Fleshman was unable to compete at the 2004 Olympic Trials due to an injury to her metatarsal. She finished second in the 2005 US National Championships in the 5000m event behind Shalane Flanagan. Fleshman won the 5K national championships in 2006, with a time of 15:12.37. She won Diamond League events in the 3000m in London in 2007, and in New York City in 2008. Her time of 14:58.58 in New York City made her the eighth-fastest ever American female runner at the time. At the 2008 Olympic Trials, Fleshman finished fifth overall in the 5K and first alternate for the Olympic team. Following the 2008 trials, she had surgery on her navicular bone and spent the next year recovering.

In 2010, Fleshman won her second national championship in the 5K with a time of 15:24.06. At the 2011 World Championships in Daegu, she finished 7th, at the time the best finish by an American woman in the history of the world championships.

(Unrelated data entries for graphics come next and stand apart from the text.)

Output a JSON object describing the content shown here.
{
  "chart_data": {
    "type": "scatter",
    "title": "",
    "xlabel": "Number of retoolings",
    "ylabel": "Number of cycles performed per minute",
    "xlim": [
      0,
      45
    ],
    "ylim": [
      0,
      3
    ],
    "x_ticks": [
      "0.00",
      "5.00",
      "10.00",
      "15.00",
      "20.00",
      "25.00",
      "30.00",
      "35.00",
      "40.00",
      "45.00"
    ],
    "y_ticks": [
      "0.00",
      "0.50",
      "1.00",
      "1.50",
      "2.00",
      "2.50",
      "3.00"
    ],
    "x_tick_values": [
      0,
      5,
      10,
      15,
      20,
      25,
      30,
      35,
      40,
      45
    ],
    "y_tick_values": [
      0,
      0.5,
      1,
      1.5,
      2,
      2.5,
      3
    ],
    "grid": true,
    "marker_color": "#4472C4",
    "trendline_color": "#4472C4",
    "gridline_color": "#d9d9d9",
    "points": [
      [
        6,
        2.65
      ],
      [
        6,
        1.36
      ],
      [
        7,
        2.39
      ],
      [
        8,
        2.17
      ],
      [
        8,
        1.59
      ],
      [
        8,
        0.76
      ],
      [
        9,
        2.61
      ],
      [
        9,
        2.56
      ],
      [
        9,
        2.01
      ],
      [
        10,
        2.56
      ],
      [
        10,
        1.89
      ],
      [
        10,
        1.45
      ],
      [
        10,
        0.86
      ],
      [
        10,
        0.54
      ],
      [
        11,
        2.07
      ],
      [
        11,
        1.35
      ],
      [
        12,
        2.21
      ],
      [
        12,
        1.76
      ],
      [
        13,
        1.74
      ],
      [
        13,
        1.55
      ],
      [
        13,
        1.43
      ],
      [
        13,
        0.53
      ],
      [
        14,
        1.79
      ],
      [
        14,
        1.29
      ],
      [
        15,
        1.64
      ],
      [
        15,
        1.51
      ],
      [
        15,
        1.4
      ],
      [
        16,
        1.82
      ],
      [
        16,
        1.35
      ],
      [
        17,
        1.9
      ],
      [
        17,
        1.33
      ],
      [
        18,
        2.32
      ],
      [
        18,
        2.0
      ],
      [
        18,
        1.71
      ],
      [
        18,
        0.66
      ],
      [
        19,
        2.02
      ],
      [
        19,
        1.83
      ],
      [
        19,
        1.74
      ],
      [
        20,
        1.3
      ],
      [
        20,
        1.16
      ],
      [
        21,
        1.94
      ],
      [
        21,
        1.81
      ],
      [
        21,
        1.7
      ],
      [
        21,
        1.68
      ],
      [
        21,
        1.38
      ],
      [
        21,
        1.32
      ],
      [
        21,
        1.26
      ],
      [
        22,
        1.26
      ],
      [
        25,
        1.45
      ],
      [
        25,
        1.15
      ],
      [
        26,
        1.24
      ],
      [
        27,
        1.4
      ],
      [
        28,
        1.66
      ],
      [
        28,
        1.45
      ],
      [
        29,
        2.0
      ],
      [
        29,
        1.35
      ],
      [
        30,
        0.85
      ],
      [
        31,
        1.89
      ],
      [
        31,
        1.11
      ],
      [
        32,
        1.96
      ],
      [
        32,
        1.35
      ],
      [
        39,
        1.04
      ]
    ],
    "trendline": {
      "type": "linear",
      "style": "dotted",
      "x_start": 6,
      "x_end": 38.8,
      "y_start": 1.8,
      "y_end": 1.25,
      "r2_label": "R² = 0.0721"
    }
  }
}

Eight weeks after Daegu, Fleshman debuted in the marathon at the 2011 New York City marathon, finishing 12th.

In 2012, Fleshman left Nike after the expiration of her contract and became the first professional athlete signed by Seattle-based brand Oiselle. She made the 5K final at her final Olympic Trials in 2012. Fleshman announced her retirement from professional running in July 2016, at the age of 34. The New York Times described her as "most likely being the best American distance runner never to make an Olympic team", with injuries affecting Fleshman's ability to compete during each of the Olympic Trials windows.

==Personal bests==

| Distance | Time | Year | Place |
|---|---|---|---|
| 1500 Meters | 4:05.62 | 2007 | Rieti |
| 3000 Meters | 8:43.92 | 2007 | London |
| 5000 Meters | 14:58.58 | 2008 | New York City |
| Marathon | 2:37:23 | 2011 | New York City |

===Coaching history===
- Mark Rowland, OTC Elite: 2009 to 2012
- Vin Lananna: 2007-2008
- Terrence Mahon, Team Running USA Mammoth: 2006
- Vin Lananna with Assistant Dena Evans, Stanford University: 1999-2005
- Dave DeLong with Assistants Paul Broneer and Tracy McCauley, Canyon High School: 1995-1999

==Off the track==
In January 2009, Fleshman started a blog named "Ask Lauren Fleshman", where she answered questions from running fans and provided a window into her life as a professional runner. In 2013, the blog evolved into a monthly column that Fleshman wrote for Runner's World magazine, titled "The Fast Life".

Fleshman is an outspoken advocate for athlete rights, particularly in terms of female athlete coaching and development, body image, allocation of revenue, and the structure of worldwide professional running. Fleshman was elected to serve as an athletes' representative on the USA Track & Field Board of Directors in 2016. She left the board in 2020; Fleshman described her time on the board as primarily "political backstabbing".

In 2013, Fleshman became the first coach of Littlewing Athletics, a professional running team sponsored by Oiselle and based in Bend, Oregon. She coached Littlewing for eight years, stepping aside as head coach in 2021. Since 2021, Fleshman has worked as a brand strategy advisor for Oiselle.

Fleshman published her memoir, Good for a Girl, in 2023. The book covers both her own running career along with critiques and analysis of how professional sport treats female athletes. The book was a New York Times best-seller, ranking 10th in its debut on the hardcover non-fiction list. It also was named the William Hill Sports Book of the Year in 2023, making it the first book written by a woman and about women's sports to receive that honor.

===Entrepreneurial ventures===
Fleshman, husband Jesse Thomas, and professional runner Stephanie Bruce co-founded the gluten and dairy free energy bar company Picky Bars in 2009. In 2021, Picky Bars was purchased by Laird Superfoods for $12 million.

In 2011, Fleshman and Irish Olympic runner Roisin McGettigan co-founded the brand "Believe I Am", a business creating sport psychology tools for female athletes including a mind/body training journal and apparel.

==Personal life==
Fleshman is the daughter of Joyce and Frank Fleshman and has one younger sister, Lindsay, who is a nurse. Fleshman married fellow Stanford graduate and professional triathlete Jesse Thomas in Bend, Oregon, on 30 September 2007. They have two children. In February 2023, Fleshman and Thomas stated on social media that they were amicably separating.